A student of Imam Ahmad ibn Hanbal, Baqi ibn Makhlad also authored Tafsir al-Baqi, which according to Ibn Hazm was the greatest tafsir ever to be written,
even greater than Tafsir al-Tabari.

He had a close relationship with Emirs such as Muhammad I and al-Mundhir ibn Muhammad, who often protected him when some Maliki scholars were against him. Later, al-Mundhir also offered Baqi ibn Makhlad the role of judge, but Baqi declined the offer.

== Life and career ==
Baqi ibn Makhlad was born in Córdoba, Spain, during the Islamic Golden Age.
From a young age age, he was deeply committed to seeking religious knowledge. His on foot journey from Spain to Baghdad to study under the Imam Ahmad ibn Hanbal, who was under political restrictions at the time, became a prominent event among scholars. To avoid detection, Baqi disguised himself as a beggar and secretly received hadith lessons from Imam Ahmad. Through this effort, he was able to collect around 300 hadiths directly from him.

He was also active in defending Islam and reportedly took part in 72 battles.

Abu Abdul Malik Ahmad bin Muhammad, a student of Imam Qurtubi, described Baqi ibn Makhlad as a man of great physical endurance and humility, stating that he was tall, strong, and had tough endurance in walking. He was never seed on a ride and was humble and unpretentious, and would always attend the funeral prayers.

== Legacy ==
Imam Baqi ibn Makhlad left a strong legacy in the field of Hadith sciences. His efforts helped preserve Hadith knowledge in Iberian Peninsula for five centuries and influenced scholars for later generations. After the Spanish Reconquista, many Islamic books and libraries were destroyed and most of Imam Baqi’s writings were lost. The resulted in the loss of one of the most essential European contributions to hadith literature.

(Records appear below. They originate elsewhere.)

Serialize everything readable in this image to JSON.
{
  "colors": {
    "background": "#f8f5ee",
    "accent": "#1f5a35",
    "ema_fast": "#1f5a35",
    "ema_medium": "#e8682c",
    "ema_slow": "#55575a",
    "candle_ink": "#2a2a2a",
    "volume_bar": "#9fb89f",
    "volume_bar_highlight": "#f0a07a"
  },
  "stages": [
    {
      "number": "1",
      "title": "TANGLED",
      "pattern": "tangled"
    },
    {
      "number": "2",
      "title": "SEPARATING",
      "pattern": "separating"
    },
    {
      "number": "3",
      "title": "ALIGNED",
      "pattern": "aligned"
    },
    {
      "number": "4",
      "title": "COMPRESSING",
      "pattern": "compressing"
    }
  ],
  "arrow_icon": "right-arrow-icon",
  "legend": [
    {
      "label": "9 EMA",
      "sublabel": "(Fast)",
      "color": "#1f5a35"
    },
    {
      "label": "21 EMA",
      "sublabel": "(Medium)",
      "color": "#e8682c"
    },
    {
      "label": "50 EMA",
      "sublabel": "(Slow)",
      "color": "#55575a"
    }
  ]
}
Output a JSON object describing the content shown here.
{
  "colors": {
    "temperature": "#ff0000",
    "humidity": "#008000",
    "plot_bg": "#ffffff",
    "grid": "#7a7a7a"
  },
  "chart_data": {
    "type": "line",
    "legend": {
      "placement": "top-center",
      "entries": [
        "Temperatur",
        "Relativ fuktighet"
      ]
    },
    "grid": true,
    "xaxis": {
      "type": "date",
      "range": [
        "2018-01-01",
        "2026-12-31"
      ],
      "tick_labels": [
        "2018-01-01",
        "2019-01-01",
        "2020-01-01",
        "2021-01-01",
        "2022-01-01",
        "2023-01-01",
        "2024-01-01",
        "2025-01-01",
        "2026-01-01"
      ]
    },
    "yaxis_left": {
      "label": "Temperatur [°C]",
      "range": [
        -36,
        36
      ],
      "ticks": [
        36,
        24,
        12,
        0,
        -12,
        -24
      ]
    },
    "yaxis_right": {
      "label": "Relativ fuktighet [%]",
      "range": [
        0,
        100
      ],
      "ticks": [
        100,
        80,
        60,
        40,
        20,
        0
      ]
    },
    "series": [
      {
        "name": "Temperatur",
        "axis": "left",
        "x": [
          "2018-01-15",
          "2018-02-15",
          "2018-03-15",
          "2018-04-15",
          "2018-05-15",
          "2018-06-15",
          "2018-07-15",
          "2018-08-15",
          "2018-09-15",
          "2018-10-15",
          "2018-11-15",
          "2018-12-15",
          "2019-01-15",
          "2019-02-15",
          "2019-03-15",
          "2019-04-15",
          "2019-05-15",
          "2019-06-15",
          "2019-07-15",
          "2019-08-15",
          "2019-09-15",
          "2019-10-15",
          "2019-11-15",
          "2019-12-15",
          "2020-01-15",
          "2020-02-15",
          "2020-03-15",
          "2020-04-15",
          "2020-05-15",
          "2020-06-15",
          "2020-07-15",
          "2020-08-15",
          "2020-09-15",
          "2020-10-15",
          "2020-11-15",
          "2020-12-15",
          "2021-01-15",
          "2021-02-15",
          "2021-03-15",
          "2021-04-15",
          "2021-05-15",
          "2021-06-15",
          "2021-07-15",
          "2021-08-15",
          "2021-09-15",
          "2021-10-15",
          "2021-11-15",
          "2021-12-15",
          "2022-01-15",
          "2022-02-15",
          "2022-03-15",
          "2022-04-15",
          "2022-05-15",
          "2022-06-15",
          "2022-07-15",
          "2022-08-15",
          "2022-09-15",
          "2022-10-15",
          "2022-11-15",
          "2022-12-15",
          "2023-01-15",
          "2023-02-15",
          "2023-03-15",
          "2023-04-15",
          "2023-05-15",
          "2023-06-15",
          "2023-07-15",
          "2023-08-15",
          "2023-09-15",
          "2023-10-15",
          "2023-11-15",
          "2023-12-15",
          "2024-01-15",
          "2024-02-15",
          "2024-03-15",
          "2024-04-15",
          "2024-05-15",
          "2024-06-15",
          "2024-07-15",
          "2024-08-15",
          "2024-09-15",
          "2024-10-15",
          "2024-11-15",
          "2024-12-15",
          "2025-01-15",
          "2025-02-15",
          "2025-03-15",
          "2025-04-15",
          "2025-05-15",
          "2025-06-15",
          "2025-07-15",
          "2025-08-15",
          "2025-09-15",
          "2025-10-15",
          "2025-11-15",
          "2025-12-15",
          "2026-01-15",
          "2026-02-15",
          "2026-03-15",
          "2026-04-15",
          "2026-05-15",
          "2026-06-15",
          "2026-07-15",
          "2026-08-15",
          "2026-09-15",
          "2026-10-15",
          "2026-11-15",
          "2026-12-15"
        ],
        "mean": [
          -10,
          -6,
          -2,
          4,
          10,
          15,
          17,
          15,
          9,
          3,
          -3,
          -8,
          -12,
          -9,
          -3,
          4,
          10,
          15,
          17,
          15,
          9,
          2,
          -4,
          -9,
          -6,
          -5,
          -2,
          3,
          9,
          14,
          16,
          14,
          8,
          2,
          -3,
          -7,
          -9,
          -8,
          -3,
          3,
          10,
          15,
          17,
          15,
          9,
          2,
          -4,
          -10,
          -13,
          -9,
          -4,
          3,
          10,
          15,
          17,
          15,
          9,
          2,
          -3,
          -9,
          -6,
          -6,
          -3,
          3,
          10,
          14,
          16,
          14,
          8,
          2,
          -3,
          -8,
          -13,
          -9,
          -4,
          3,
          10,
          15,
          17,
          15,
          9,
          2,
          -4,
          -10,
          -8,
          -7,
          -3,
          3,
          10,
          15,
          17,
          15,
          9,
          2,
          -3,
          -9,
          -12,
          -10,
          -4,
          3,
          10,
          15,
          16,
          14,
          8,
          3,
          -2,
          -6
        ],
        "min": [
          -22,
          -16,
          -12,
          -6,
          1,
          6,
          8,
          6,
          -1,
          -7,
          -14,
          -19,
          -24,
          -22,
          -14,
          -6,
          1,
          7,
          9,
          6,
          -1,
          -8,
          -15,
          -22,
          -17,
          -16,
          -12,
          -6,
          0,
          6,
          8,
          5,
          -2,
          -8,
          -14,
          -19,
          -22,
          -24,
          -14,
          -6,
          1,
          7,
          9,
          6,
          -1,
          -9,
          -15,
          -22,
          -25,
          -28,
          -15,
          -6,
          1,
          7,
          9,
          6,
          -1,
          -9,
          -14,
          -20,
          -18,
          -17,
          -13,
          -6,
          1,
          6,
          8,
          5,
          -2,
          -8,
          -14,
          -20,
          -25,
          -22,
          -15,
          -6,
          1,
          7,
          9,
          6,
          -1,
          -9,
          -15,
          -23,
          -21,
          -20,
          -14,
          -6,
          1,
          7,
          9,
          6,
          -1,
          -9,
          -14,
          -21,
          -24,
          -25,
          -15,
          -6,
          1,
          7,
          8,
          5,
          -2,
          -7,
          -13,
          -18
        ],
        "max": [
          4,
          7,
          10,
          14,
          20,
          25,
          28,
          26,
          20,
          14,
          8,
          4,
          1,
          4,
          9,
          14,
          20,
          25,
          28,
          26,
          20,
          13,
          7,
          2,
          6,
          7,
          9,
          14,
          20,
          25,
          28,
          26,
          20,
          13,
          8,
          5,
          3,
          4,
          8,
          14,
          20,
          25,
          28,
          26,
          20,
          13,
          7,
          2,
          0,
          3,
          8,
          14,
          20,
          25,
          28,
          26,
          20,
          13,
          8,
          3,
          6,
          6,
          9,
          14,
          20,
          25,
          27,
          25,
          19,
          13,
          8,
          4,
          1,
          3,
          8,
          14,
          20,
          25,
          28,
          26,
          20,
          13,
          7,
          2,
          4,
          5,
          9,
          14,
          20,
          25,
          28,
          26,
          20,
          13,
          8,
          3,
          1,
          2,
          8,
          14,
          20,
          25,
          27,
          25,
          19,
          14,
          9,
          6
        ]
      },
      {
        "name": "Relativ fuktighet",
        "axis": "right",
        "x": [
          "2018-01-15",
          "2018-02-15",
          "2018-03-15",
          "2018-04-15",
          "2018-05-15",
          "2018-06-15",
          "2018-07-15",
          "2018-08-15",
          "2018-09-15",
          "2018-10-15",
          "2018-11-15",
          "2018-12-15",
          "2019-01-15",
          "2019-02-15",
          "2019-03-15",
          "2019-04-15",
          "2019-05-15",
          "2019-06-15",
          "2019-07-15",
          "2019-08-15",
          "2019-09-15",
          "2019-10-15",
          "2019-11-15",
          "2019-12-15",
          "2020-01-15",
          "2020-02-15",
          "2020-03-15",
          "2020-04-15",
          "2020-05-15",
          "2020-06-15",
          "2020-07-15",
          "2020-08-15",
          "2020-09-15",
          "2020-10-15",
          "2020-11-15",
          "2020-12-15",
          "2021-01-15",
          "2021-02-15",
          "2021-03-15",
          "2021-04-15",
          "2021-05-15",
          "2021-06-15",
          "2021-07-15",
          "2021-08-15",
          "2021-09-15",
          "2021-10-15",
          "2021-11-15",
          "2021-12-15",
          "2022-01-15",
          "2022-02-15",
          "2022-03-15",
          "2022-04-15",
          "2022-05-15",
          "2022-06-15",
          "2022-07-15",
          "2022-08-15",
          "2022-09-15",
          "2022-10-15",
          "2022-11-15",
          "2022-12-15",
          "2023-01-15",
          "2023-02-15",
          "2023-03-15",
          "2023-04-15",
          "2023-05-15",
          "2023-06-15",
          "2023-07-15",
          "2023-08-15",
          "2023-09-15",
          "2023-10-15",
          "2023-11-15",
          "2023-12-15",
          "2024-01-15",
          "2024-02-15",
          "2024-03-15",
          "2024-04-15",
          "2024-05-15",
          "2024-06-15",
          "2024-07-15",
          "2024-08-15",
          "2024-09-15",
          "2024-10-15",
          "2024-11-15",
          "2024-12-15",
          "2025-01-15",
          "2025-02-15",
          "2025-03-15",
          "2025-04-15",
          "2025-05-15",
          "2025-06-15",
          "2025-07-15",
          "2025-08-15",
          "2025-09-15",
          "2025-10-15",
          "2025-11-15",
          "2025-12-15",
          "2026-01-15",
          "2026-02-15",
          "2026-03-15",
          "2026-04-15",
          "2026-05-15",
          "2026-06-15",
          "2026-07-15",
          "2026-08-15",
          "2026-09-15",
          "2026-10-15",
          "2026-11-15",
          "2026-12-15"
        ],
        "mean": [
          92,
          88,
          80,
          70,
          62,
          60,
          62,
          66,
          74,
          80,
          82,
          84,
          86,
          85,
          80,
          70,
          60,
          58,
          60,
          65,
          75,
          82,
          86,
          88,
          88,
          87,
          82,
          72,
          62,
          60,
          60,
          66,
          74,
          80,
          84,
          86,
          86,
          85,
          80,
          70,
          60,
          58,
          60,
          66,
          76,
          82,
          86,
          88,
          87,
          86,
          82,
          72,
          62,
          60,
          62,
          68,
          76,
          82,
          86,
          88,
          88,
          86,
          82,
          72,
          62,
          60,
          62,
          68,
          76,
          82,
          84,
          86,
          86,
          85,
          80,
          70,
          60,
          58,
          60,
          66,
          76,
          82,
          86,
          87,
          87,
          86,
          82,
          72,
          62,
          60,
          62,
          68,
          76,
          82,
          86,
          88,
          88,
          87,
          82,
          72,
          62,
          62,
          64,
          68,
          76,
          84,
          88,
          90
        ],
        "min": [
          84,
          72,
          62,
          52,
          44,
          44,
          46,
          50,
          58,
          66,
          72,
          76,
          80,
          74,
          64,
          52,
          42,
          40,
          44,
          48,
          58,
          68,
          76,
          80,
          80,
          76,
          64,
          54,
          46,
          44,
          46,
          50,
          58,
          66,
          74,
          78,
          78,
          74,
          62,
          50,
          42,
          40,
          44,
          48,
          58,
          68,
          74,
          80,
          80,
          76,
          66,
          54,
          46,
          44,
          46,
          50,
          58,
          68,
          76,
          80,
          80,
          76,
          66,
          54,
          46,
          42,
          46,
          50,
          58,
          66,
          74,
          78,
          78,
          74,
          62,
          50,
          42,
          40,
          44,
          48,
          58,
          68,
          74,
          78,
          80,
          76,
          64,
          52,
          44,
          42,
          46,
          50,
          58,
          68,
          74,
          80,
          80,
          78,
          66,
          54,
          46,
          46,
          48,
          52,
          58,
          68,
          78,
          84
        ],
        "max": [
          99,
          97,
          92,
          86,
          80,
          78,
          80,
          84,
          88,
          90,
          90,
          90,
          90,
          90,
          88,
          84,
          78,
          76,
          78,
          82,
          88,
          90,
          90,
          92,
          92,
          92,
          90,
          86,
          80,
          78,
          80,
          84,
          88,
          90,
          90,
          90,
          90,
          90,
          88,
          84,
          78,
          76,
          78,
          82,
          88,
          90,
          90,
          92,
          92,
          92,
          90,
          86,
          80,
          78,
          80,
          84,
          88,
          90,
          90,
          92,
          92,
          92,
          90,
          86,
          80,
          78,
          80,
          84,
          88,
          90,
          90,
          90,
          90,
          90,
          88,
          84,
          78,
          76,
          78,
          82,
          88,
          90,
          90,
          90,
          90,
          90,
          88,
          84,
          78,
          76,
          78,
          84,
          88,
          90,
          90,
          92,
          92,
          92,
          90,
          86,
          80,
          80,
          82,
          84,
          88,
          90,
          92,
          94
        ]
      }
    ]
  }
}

Ad-Dahabi praised him highly, saying that no one of his time was like him in both knowledge and practice. He made Spain a center for hadith learning, along with Muhammad ibn Wadaah.

There was an unconfirmed report in November 2014, circulated via social media, that a manuscript of the Tafseer of Baqi ibn Makhlad was discovered in Turkey.